I untangle myself from Daniel and with my eye not covered by my disheveled hair I see his sad eyes. “My mother’s coming. Quick, kiss me, while we still have time.”

“But, I thought—”

“I don’t care about that. I know what’s in my heart.”

His mouth spreads into a wild, furious smile. “As do I.”

We lie together in a long heavenly embrace, and as I close my eyes on tears of joy, I feel Daniel’s lips on mine. We kiss passionately, like in a dream.

When I used to read fairy tales I figured those kinds of thing never happened, and now here I am in the middle of the greatest romance ever lived.

32
Daniel
Friday afternoon, August 22
Coronado Island

M
rs. Hartford places her hands on my shoulders and looks at me with an air of superiority. “Like I told you on the phone, Dan, Sarah is staying with relatives. Come in, I was just watching the news. Let’s talk.”

As I follow Mrs. Hartford into the living room, I sense in her something to be feared. I feel like an unwanted visitor.

She’s wearing her tennis outfit, white shorts and knit shirt, sneakers, like the last time I saw her, in July, but now her fine straight hair is cut in a bob. She gestures towards the sofa and I sit down. The TV is going, picture without sound, a news segment on MoonBlast 1, tentatively scheduled for early next fall.

“Can I get you something to drink? Coke? Orange juice?” She stands before me with her hands together.
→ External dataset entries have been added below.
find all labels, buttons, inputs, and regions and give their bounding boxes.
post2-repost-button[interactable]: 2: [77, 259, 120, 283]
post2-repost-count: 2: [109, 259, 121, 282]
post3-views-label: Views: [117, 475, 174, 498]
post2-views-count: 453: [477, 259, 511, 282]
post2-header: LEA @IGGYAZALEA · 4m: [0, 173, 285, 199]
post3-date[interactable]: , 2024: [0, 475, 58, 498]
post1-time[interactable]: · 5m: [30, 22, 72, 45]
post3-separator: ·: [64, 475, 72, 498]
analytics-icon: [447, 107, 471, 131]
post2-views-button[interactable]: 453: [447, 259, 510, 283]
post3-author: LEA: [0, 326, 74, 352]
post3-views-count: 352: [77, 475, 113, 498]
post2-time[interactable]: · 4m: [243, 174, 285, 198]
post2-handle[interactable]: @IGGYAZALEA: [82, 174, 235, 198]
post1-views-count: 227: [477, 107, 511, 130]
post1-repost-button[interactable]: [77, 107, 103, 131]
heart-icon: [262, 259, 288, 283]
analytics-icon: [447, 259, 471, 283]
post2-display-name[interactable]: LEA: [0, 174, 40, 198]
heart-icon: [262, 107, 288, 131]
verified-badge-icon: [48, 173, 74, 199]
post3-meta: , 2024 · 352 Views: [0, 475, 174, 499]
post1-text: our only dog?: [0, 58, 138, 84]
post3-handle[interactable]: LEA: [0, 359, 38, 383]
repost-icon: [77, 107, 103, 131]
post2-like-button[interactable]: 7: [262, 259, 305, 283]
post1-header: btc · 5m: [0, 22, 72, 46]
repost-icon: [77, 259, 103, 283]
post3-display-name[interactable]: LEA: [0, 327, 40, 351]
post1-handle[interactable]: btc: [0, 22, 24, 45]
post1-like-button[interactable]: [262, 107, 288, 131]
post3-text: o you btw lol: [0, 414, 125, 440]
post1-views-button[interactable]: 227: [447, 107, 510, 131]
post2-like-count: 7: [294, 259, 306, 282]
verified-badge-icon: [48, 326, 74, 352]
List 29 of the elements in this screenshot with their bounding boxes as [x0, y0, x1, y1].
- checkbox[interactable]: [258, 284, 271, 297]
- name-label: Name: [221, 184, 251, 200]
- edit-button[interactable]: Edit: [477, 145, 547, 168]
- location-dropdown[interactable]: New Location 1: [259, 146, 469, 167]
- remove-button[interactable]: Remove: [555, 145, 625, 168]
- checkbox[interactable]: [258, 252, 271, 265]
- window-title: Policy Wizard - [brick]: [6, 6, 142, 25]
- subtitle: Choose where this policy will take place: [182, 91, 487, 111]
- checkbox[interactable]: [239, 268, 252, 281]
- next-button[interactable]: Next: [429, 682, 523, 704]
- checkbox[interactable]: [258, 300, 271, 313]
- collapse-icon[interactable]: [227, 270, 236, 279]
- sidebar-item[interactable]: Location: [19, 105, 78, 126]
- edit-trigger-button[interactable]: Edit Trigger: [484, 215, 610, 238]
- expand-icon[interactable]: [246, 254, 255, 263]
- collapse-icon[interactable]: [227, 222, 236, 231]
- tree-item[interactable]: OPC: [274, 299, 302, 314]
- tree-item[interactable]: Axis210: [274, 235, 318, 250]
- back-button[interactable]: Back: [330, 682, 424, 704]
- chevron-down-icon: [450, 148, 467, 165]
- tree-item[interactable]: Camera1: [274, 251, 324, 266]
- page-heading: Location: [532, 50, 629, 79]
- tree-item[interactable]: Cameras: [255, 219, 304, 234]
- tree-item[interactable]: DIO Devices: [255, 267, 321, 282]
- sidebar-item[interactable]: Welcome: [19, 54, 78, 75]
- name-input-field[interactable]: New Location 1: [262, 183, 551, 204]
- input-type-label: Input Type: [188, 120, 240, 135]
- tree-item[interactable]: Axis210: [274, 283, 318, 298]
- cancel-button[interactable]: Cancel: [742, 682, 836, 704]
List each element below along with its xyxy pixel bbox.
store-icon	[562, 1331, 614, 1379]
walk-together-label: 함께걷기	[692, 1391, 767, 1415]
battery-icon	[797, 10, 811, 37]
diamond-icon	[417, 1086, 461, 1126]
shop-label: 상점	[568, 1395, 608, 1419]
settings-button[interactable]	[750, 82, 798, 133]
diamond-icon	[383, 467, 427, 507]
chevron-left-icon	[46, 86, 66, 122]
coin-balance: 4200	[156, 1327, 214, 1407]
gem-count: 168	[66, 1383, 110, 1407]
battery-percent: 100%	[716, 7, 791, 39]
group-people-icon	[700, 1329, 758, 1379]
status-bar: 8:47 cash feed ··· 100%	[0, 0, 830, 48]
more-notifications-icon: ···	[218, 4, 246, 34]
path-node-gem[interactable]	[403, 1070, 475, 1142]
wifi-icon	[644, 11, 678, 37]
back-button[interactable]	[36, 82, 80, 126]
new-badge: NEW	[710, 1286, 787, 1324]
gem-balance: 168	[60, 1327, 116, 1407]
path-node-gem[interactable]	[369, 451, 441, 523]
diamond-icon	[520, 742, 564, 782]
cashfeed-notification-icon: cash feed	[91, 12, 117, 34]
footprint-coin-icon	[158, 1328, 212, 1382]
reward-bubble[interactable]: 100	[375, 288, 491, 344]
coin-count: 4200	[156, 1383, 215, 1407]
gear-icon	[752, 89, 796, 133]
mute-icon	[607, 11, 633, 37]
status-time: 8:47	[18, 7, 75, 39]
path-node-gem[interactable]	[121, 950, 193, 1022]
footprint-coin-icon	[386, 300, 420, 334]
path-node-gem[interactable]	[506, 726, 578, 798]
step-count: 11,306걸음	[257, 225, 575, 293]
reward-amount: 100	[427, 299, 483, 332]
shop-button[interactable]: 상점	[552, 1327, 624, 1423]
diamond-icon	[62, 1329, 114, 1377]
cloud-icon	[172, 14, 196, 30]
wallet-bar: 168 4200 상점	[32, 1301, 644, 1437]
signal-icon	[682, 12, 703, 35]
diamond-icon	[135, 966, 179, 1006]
“No, thanks,” I say nervously. I’m feeling a healthy amount of the same gut-wrenching frights I’d experienced in Afghanistan at the prospect of a firefight.

Mrs. Hartford takes a seat in the wing chair. “You look well, Dan.”

“I’m doing all right, now that I’m out of the detention center. The serious charges were dropped, involuntary manslaughter and all that. I pleaded guilty to a misdemeanor for being in possession of an unlicensed firearm. No fine or incarceration, only unsupervised probation for two years. I don’t have to report to anyone, just stay out of trouble.”

Mrs. Hartford smiles and stares at me without speaking, so I go on, “Mr. Christie, my high school music and drama teacher, hired a really good attorney for me, and they worked it out with Father James of Holy Trinity, and with the prosecutors and the judge, of course. I’m staying with Mr. Christie, until I turn eighteen in seven months.” The last part of what I’ve just told Mrs. Hartford, about where I’m staying, is a lie.

“Dan, I’ve been meaning to tell you how thankful I am for what you did.”

“It’s okay,” I say affably. “Thanks for having the diary placed with my mother’s remains when the police finished with it, and for finding a good home for Wags.” I pause, averting my eyes. “Sarah’s my best friend. And she’s my sister,” I add, although I don’t believe it. “I’d like to see her.”

“She’s not coming back,” Mrs. Hartford says flatly. “I’ve enrolled her in a private high school, in another state. I won’t bother to tell you where. In fact, I think it’s best that you don’t see her again.”

I feel as if some evil gnome were playing a trick on me. “What do you mean?” I ask resentfully. “I’m Sarah’s brother.”

“That’s just it, Dan. You’re not her brother. You see, just before your father and I met, in 1998, he underwent a medical procedure that precluded him from having children. Julie had told me about it, and I didn’t believe her, but then Mike confirmed it. Frank told Mike your mother wanted another child, a daughter, and he was against it. I’ve researched the issue, and that’s the way it stands. At the risk of seeming brutish and overbearing, I have to say that you are really nothing to Sarah. She is my child, and to protect her, I will break the tie between you and her.”

“This is ridiculous,” I say, angrily, waving my arms about. “I would prefer of course to think of Sarah as my girlfriend, but I can’t believe you would destroy our relationship, our friendship. I love her.”

Mrs. Hartford presses her lips together and nods. “Let me put it this way,” she says smugly, without a trace of emotion in her voice, “Sarah’s been through a lot, Dan. She’s fifteen. If you really love her, as you say, you’ll do as I propose and go away quietly, leave her alone so that she can grow up properly and live a successful life.”